The hearing of officials from Exxon, Shell, Chevron and BP, scheduled for 8 February, is the next phase of the House oversight committee's investigation into the role of fossil fuel companies in blocking action on climate change and misrepresenting the industry's efforts to address it.
The panel had concluded the first of these hearings last October, which featured the oil company CEOs, by issuing subpoenas for documents on company scientists' statements about the climate crisis and any funds spent to mislead the public on global heating.
By turning its focus to board members who were elected to spur change at these companies on the climate crisis, the committee plans to scrutinize corporate pledges to cut emissions and invest in cleaner sources of energy.

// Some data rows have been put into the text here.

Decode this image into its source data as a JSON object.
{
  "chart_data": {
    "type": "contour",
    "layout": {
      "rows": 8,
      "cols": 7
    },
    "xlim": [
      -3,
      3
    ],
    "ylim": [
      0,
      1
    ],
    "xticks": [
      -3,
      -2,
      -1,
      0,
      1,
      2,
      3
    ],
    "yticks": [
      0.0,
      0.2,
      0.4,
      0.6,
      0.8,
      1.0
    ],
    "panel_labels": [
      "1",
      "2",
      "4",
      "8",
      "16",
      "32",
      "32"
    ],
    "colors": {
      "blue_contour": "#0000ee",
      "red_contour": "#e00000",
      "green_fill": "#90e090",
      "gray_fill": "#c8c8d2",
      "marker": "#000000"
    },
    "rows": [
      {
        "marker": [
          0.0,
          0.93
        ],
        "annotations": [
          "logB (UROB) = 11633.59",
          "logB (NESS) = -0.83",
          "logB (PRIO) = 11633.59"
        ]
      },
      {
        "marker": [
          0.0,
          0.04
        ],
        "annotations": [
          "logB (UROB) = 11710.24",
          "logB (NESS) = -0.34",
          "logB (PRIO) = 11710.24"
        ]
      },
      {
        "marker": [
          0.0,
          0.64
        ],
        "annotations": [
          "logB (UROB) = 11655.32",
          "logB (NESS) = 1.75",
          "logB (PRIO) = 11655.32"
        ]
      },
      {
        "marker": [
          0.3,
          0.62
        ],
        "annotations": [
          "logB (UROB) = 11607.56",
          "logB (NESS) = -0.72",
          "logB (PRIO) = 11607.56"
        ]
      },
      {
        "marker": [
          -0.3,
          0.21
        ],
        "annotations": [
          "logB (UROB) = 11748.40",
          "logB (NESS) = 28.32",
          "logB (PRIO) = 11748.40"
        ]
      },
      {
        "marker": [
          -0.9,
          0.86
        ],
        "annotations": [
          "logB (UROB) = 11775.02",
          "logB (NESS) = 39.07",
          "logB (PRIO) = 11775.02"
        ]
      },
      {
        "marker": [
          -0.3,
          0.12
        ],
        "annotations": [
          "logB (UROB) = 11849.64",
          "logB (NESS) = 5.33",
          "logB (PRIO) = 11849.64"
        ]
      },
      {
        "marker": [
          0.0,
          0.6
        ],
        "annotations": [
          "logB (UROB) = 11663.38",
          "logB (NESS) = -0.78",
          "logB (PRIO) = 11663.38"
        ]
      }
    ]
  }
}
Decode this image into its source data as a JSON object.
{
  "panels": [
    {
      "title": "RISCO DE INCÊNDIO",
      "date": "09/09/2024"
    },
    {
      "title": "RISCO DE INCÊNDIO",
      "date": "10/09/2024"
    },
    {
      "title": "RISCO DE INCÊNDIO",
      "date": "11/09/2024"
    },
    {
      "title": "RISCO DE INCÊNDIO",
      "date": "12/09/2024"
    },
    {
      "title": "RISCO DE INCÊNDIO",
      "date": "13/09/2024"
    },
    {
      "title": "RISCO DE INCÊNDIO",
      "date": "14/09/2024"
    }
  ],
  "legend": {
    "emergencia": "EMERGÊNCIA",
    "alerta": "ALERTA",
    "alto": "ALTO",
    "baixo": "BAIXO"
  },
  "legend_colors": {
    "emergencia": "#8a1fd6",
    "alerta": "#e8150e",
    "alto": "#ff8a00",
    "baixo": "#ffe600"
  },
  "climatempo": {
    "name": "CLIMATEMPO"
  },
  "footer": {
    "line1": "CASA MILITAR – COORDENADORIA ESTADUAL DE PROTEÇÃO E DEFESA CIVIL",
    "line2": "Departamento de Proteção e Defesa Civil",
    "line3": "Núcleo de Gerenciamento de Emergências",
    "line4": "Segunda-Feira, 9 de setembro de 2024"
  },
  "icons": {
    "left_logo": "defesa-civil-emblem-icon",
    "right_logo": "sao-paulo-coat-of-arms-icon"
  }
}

"These are board members who ran on changing these institutions from the inside," chair of the oversight panel's environment subcommittee, Ro Khanna, told Reuters. "They will have to chose between their life convictions or fealty to their CEOs."
Among the board members selected to testify is Alexander Karsner, a strategist at Google owner Alphabet Inc who won one of three seats for the activist hedge fund Engine No 1 to Exxon's board to address growing investor concerns about global warming.
The committee also sent a letter to Susan Avery, an atmospheric scientist and former president of the Woods Hole Oceanographic Institution, who was brought on to Exxon's board in 2017 as a climate expert.
The letters said board members play an important governance role in addressing the climate crisis "by overseeing and guiding companies' climate strategies, promoting transparency and holding management accountable to meaningful emissions reductions. Each of the four companies invited to the hearing has announced net zero emission targets by 2050 and have claimed that their plans are aligned with the goals of the Paris agreement.
The panel will focus on the fact that the companies' net zero plans are mostly focused on their internal operations, not on the emissions released when consumers burn the fossil fuels they produce.
For example, Exxon earlier this week announced a net zero plan focused on its operations - not on "scope three" emissions from consumers who buy their products.
An Exxon spokesperson, Casey Norton, did not comment on the new hearing but said the company has "provided staff with more than 200,000 pages of documents, including board materials and internal communications".
The board members were not immediately available for comment.